Sridhar Alla works as the director of big data solutions and architecture at Comcast, where he has delivered several key solutions, such as the Xfinity personalization platform, clickthru analytics, and the correlation platform, marketing and analytics marts at PB scale. Sridhar started his career in network appliances on NAS storage and caching technologies. Previously, he served as the CTO of security company eIQNetworks, where he merged the concepts of big data and cyber security & compliance , encryption etc. He holds patents on the topics of very large-scale processing algorithms and caching.
Data Science As A Service
Almost all organizations now have a need for datascience and as such the main challenge after determining the algorithm is to scale it up and make it operational. We at comcast use several tools and technologies such as Python, R, SaS, H2O and so on.
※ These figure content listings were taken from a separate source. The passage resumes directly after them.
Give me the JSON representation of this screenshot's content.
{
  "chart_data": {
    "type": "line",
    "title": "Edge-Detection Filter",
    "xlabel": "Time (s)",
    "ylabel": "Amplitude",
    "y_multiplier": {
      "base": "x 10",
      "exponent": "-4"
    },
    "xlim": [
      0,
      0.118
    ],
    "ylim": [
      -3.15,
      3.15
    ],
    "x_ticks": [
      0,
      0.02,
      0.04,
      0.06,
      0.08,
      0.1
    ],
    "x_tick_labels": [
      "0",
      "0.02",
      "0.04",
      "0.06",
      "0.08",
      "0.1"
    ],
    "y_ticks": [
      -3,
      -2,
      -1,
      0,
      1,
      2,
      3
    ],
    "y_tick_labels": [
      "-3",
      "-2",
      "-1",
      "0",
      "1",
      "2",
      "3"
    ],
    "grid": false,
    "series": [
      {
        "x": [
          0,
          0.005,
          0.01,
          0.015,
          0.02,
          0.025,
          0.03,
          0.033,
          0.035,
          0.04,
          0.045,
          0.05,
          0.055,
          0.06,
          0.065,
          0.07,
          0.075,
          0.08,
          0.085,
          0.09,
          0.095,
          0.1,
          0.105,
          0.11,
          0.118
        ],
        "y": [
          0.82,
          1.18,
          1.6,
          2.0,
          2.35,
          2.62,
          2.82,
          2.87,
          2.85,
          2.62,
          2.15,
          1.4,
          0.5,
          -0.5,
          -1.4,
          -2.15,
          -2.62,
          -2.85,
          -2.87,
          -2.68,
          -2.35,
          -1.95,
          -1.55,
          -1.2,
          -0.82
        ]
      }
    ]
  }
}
In this talk we will show how many common use cases use the common algorithms like Logistic Regression, Random Forest, Decision Trees , Clustering, NLP etc.
Spark has several Machine Learning algorithms built in and has excellent scalability. Hence we at comcast built a platform to provide DSaaS on top of Spark with REST API as a means of controlling and submitting jobs so as to abstract most users from the rigor of writing(repeating ) code instead focusing on the actual requirements.
We will show how we solved some of the problems of establishing feature vectors, choosing algorithms and then deploying models into production. We will discuss what feature engineering is all about , various techniques to use and how to scale to 20000 column datasets using random forest, svd, pca. Also demonstrated is how we can build a service around these to save time and effort when building 100s of models.